Unknown Uniface Copper Klippe - Sweden, Denmark, Nordics or South Asia Colony?

I am having a bit of trouble with this piece... I'm guessing the lettering here is ZIÅR or ZAÅR.

My best guess is Swedish, Dutch or South Asian colonial issues.

13.26 grams
18-20 by 40 mm

Figleaf

The crosslet 4 (I don't think it is an A) is often used in 17th and 18th century bale marks. I am just guessing, but this may be ship ballast: weight to keep an empty ship stable. The Z4 mark may refer to the company owning the ship.

Swedish long range ships routinely carried copper as ballast. The captain or the on-board merchant was supposed to sell the copper opportunistically as the ship took more valuable merchandise on board. I would have expected ballast copper to be heavier items, but small pieces may have been handy for filling awkward nooks in the hold or for stabilising the ballast, so that it would not shift in heavy weather: shifting loads will sink a ship.

Peter
An unidentified coin is a piece of metal. An identified coin is a piece of history.

FosseWay

Quote from: Figleaf on November 29, 2021, 05:06:07 AM
The crosslet 4 (I don't think it is an A) is often used in 17th and 18th century bale marks. I am just guessing, but this may be ship ballast: weight to keep an empty ship stable. The Z4 mark may refer to the company owning the ship.

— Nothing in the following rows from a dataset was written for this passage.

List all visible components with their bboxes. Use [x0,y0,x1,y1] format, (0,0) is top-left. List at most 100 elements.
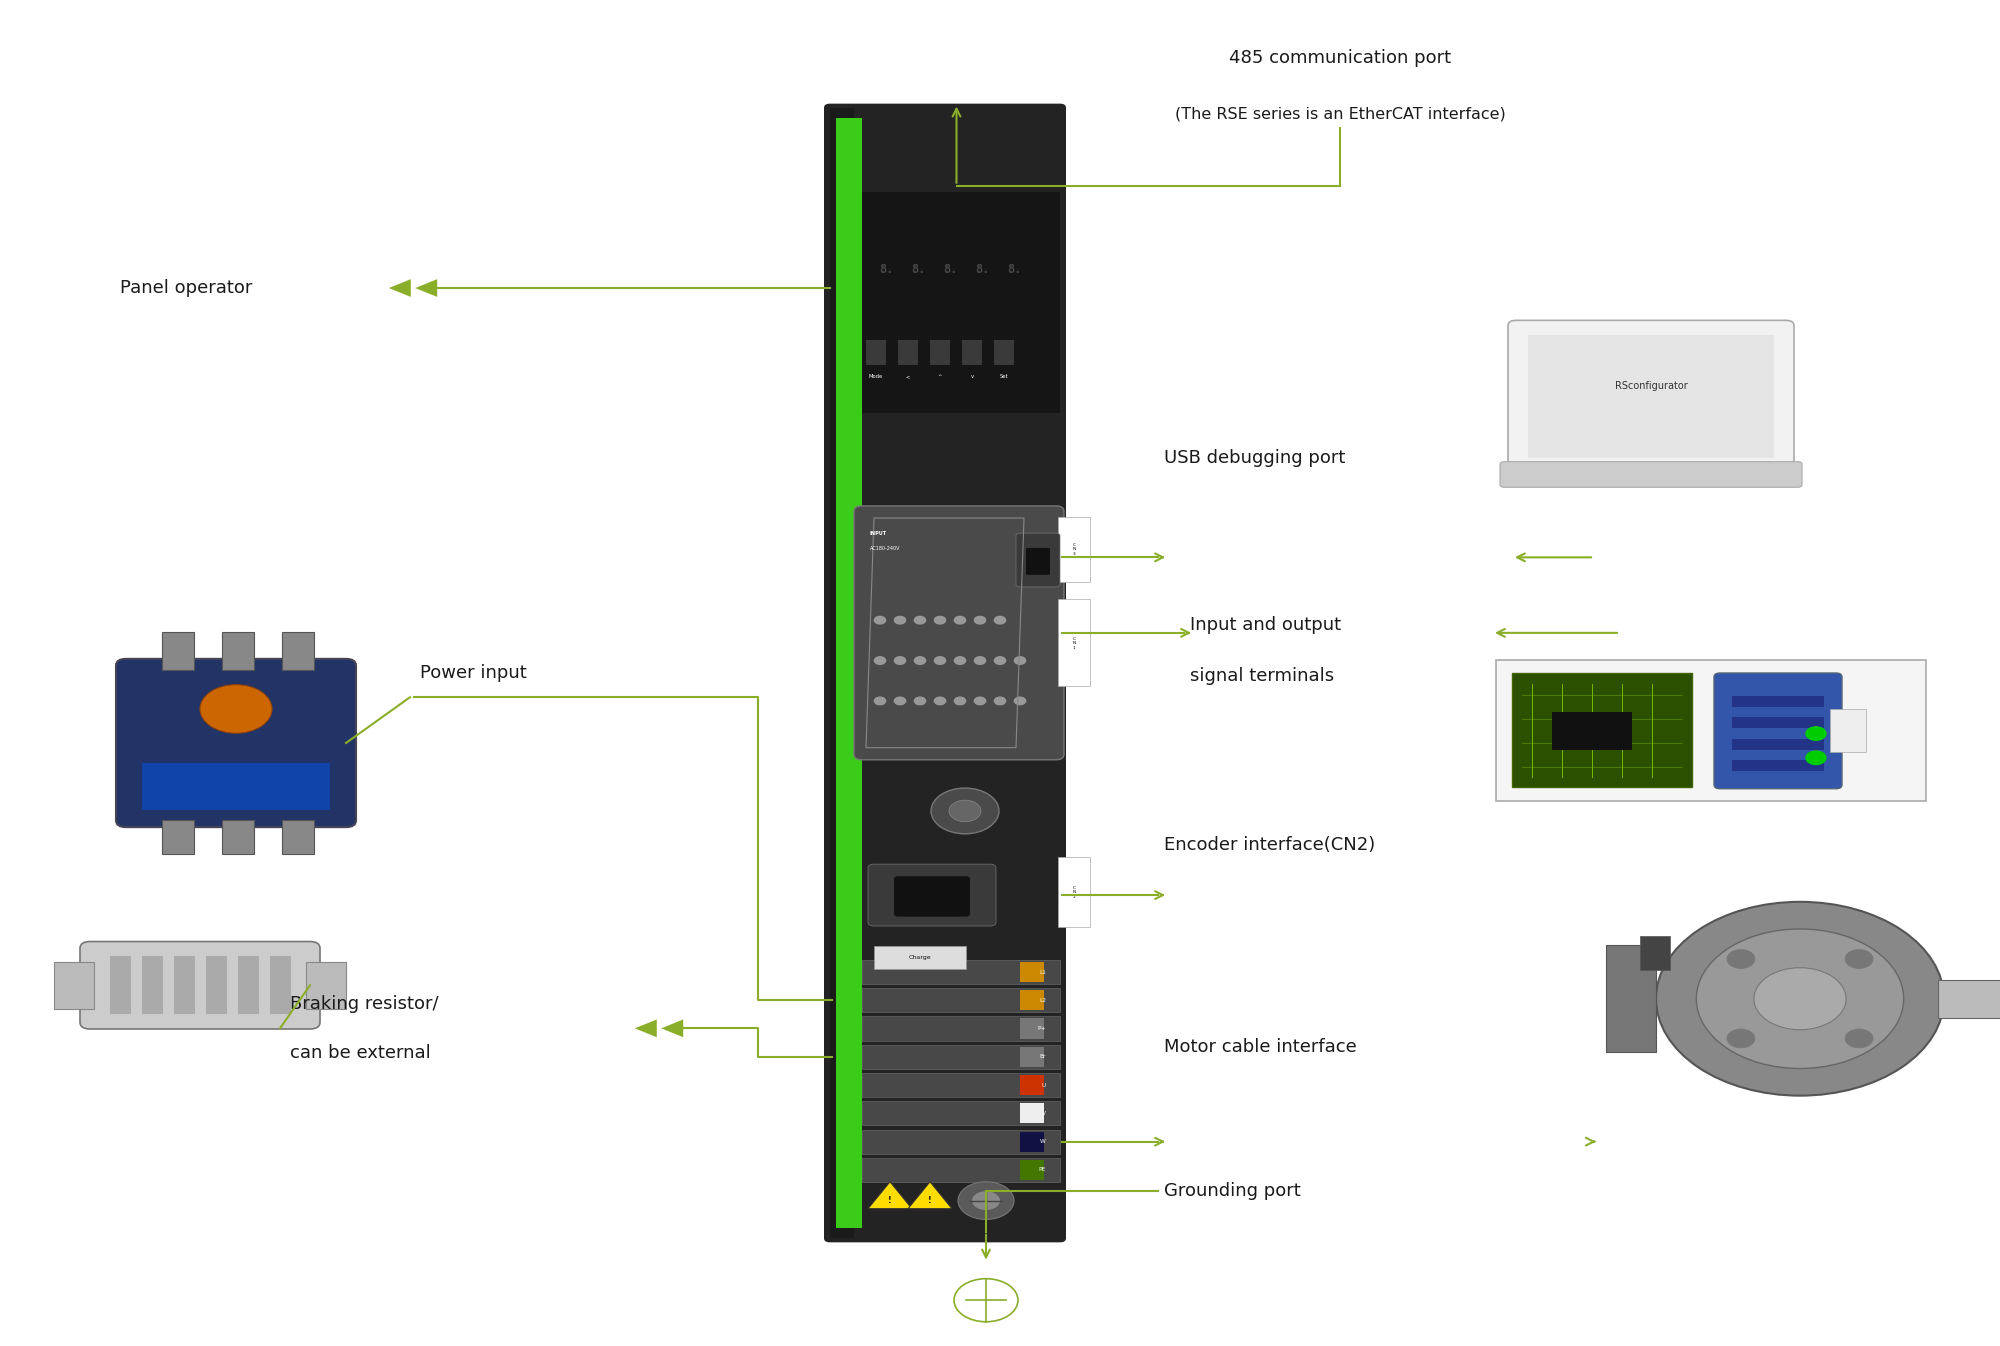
Text: Input and output: Input and output [1190,615,1342,634]
FancyBboxPatch shape [1026,548,1050,575]
Bar [862,988,1060,1012]
Circle shape [1806,727,1826,740]
Text: 8.: 8. [1006,264,1022,276]
Bar [1732,760,1824,771]
Circle shape [894,616,906,625]
Circle shape [974,616,986,625]
Circle shape [894,697,906,705]
Circle shape [934,697,946,705]
Text: Grounding port: Grounding port [1164,1182,1300,1201]
Bar [162,821,194,855]
Circle shape [954,616,966,625]
Bar [306,961,346,1010]
Bar [1020,991,1044,1011]
Text: C
N
2: C N 2 [1072,886,1076,899]
Circle shape [894,657,906,665]
Circle shape [974,697,986,705]
Text: 8.: 8. [974,264,990,276]
Circle shape [874,657,886,665]
Circle shape [972,1191,1000,1210]
Circle shape [1846,949,1874,968]
Circle shape [974,657,986,665]
Bar [1512,673,1692,787]
Circle shape [950,800,980,821]
FancyBboxPatch shape [116,660,356,826]
Circle shape [1754,968,1846,1030]
Circle shape [1726,949,1754,968]
FancyBboxPatch shape [80,942,320,1028]
Bar [862,1016,1060,1040]
Bar [962,341,982,365]
Bar [862,1044,1060,1069]
Bar [862,960,1060,984]
Text: 8.: 8. [878,264,894,276]
Circle shape [874,697,886,705]
Text: L1: L1 [1040,969,1046,975]
Bar [1058,857,1090,927]
Bar [862,1073,1060,1097]
Bar [1640,935,1670,969]
Bar [898,341,918,365]
Text: Power input: Power input [420,664,526,682]
FancyBboxPatch shape [894,876,970,917]
FancyBboxPatch shape [1500,462,1802,487]
Circle shape [932,787,1000,833]
Bar [222,821,254,855]
Polygon shape [634,1019,656,1038]
Text: Br: Br [1040,1054,1046,1059]
Text: can be external: can be external [290,1043,430,1062]
FancyBboxPatch shape [1508,320,1794,472]
Circle shape [994,616,1006,625]
Text: P+: P+ [1038,1026,1046,1031]
Bar [142,763,330,810]
Circle shape [914,657,926,665]
Polygon shape [662,1019,684,1038]
Polygon shape [868,1182,912,1209]
Bar [1020,1132,1044,1152]
Text: V: V [1042,1110,1046,1116]
Circle shape [1846,1030,1874,1049]
Text: PE: PE [1038,1167,1046,1172]
FancyBboxPatch shape [1714,673,1842,789]
Polygon shape [908,1182,952,1209]
Circle shape [954,697,966,705]
Bar [54,961,94,1010]
Bar [1020,1075,1044,1096]
Bar [930,341,950,365]
Text: <: < [906,374,910,380]
Circle shape [914,616,926,625]
FancyBboxPatch shape [854,506,1064,759]
Text: W: W [1040,1139,1046,1144]
Text: Motor cable interface: Motor cable interface [1164,1038,1356,1057]
Polygon shape [388,279,410,297]
Text: Braking resistor/: Braking resistor/ [290,995,438,1014]
Text: v: v [970,374,974,380]
Text: C
N
3: C N 3 [1072,542,1076,556]
Text: L2: L2 [1040,997,1046,1003]
Bar [1020,1019,1044,1039]
Text: RSconfigurator: RSconfigurator [1614,381,1688,392]
Bar [1938,980,2000,1018]
Bar [866,341,886,365]
Text: Panel operator: Panel operator [120,279,252,297]
Bar [1732,696,1824,707]
Text: C
N
1: C N 1 [1072,637,1076,650]
Circle shape [914,697,926,705]
Text: ^: ^ [938,374,942,380]
Text: Encoder interface(CN2): Encoder interface(CN2) [1164,836,1376,855]
Circle shape [200,685,272,734]
Bar [222,631,254,669]
Circle shape [1726,1030,1754,1049]
Bar [1058,599,1090,686]
Bar [1830,709,1866,752]
Circle shape [934,657,946,665]
Text: U: U [1042,1082,1046,1088]
Bar [1058,517,1090,581]
Bar [862,1101,1060,1125]
Circle shape [1806,751,1826,765]
Circle shape [934,616,946,625]
Circle shape [954,657,966,665]
FancyBboxPatch shape [868,864,996,926]
Text: 485 communication port: 485 communication port [1228,50,1452,67]
Text: Charge: Charge [908,956,932,960]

Swedish long range ships routinely carried copper as ballast. The captain or the on-board merchant was supposed to sell the copper opportunistically as the ship took more valuable merchandise on board. I would have expected ballast copper to be heavier items, but small pieces may have been handy for filling awkward nooks in the hold or for stabilising the ballast, so that it would not shift in heavy weather: shifting loads will sink a ship.

Peter

This doesn't ring any Swedish bells for me. Peter is right about using copper as ballast, but precisely because the captain could/needed to sell the copper, it was generally carried as denominated "coinage" (plåtmynt) stamped with date and royal cypher. I don't know whether merchants were allowed to mark copper themselves and sell it, or whether they weren't allowed to but did it anyway. If they did, then this could be such a mark, but it could equally be from anywhere else. It doesn't match a Swedish regal mark AFAIK.

levonvrt

Thanks for giving me some leads, googling Balemarks helps take the search in a different direction... but no cigar yet!

levonvrt


brandm24

Any particular hacienda, levonvert? Somehow it doesn't strike me as a hacienda token but if you've seen information that leads you in that direction then you may be right. I'm not an expert on these issues but have seen a number of them over the years.